La storia d’Italia è la storia di un paese spezzato, ove la crepa, se non il baratro, tra le due parti non ha fatto che crescere. E se è vero che molte responsabilità le portano le classi dirigenti locali – che hanno favorito l’assistenzialismo puramente clientelare, facendosi carico di processi di sviluppo «dal basso» solo in alcuni casi, in un perverso estrattivismo che ha solo succhiato risorse senza ricadute in loco – è anche vero che per molti versi tale dualismo è stato funzionale allo sviluppo del Nord – manodopera anche istruita a basso costo, mercati a basso prezzo con delocalizzazioni nazionali e dumping – e a un blocco sociale, come si diceva un tempo, che è rimasto quello fino ai giorni nostri: borghesia economica al nord e borghesia impiegatizia al sud.

Di questo ce ne dimentichiamo, con il fastidio che si avverte nelle parole di chi reclama ora una maggiore autonomia per le regioni, che sia «differenziata», per materie. Il che è legittimo, certo, riconosciuto dalla Costituzione. Ma si chiede anche che tale autonomia sia basata sul principio che la maggior parte del gettito fiscale sia lasciato sui territori dove è prodotto, come fossero Stati indipendenti. Le regioni più ricche, così, godrebbero della loro maggior ricchezza, senza considerare che questa viene prodotta anche grazie a quei meccanismi di lungo corso descritti sopra.

Tuttavia, anche al di là di tale palese ingiustizia, che maschera un egoismo del campanile tanto gretto quanto preoccupante, si aprono domande che non trovano risposta: come possono le Regioni gestire il patrimonio infrastrutturale che riguarda il territorio nazionale nel suo complesso? E quello ambientale?

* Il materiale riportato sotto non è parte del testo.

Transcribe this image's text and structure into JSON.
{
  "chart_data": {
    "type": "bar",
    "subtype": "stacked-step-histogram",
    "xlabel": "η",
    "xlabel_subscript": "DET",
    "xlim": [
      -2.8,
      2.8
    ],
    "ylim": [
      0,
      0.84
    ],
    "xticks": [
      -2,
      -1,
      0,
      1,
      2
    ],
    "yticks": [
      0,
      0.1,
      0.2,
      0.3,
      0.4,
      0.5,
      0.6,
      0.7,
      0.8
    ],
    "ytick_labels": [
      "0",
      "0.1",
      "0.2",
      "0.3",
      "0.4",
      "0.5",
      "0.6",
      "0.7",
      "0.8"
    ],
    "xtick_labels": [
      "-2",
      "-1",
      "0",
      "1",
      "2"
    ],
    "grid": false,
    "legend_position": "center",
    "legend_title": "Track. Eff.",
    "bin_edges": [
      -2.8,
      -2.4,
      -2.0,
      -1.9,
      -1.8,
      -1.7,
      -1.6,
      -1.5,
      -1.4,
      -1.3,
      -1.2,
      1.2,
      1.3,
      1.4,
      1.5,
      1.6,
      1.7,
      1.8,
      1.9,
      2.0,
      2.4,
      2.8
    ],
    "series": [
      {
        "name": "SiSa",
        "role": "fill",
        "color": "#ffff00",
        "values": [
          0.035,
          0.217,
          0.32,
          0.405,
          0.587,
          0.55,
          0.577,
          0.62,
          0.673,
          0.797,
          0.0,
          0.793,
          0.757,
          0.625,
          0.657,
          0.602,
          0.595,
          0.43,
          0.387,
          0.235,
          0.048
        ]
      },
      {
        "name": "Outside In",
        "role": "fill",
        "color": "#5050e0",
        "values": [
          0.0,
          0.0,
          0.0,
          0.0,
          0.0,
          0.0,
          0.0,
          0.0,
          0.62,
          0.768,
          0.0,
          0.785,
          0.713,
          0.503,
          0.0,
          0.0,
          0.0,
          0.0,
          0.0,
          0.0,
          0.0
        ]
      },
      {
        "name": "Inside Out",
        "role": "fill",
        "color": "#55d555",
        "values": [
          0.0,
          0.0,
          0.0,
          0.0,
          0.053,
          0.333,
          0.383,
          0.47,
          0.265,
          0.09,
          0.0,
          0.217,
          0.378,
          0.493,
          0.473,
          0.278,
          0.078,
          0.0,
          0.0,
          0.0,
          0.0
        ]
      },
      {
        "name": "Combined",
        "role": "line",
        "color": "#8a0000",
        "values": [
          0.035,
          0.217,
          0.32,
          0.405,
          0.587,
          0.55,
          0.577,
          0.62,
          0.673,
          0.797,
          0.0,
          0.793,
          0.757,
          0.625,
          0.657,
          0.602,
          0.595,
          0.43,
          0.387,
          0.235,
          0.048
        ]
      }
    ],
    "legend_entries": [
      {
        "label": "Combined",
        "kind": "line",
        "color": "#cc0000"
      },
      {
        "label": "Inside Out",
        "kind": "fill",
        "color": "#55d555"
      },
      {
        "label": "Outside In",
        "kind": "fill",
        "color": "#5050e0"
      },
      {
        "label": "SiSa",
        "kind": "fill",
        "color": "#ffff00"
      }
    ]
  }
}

Nonostante la pandemia l’abbia ampiamente smentita, c’è dietro l’idea che le Regioni funzionino meglio dello Stato, cosa che è tutta da provare. Ma è certo che questo avvantaggerebbe amministratori e politici locali, dando loro ulteriori poteri e controllo. Si dice anche che su alcune competenze il decentramento amministrativo porterebbe vantaggi. Eppure, sappiamo bene quanto è stato dannoso decentrare competenze che sotto lo Stato funzionavano, mentre ora che sono alle Regioni, in talune aree, sono ben lontane. L’operazione «autonomia differenziata», in sostanza, sembra essere stata pensata più per avvantaggiare il ceto politico-amministrativo locale, con la scusa o la maschera della maggiore efficienza.
Povera Italia. I grillini avevano alzato la bandiera del Sud, con i loro proclami egalitari, sconfessando poi quanto promesso (cecità vuole che ora Conte ripeta quel refrain alle stesse masse immemori).

L’autonomia differenziata allargherà il baratro, facendo del Sud una volta per tutte il misero serbatoio del Nord – manodopera in cambio di mete turistiche – senza più identità se non quella di un grande parco divertimenti. E il Nord si sentirà più ricco, se non richiedere l’intervento dello Stato in ogni frangente in cui le sue risorse e capacità saranno inutili per gestire il territorio. Mentre il Paese si sfalderà, ora che le sfide globali chiamano ad una sola voce con il resto d’Europa e del mondo.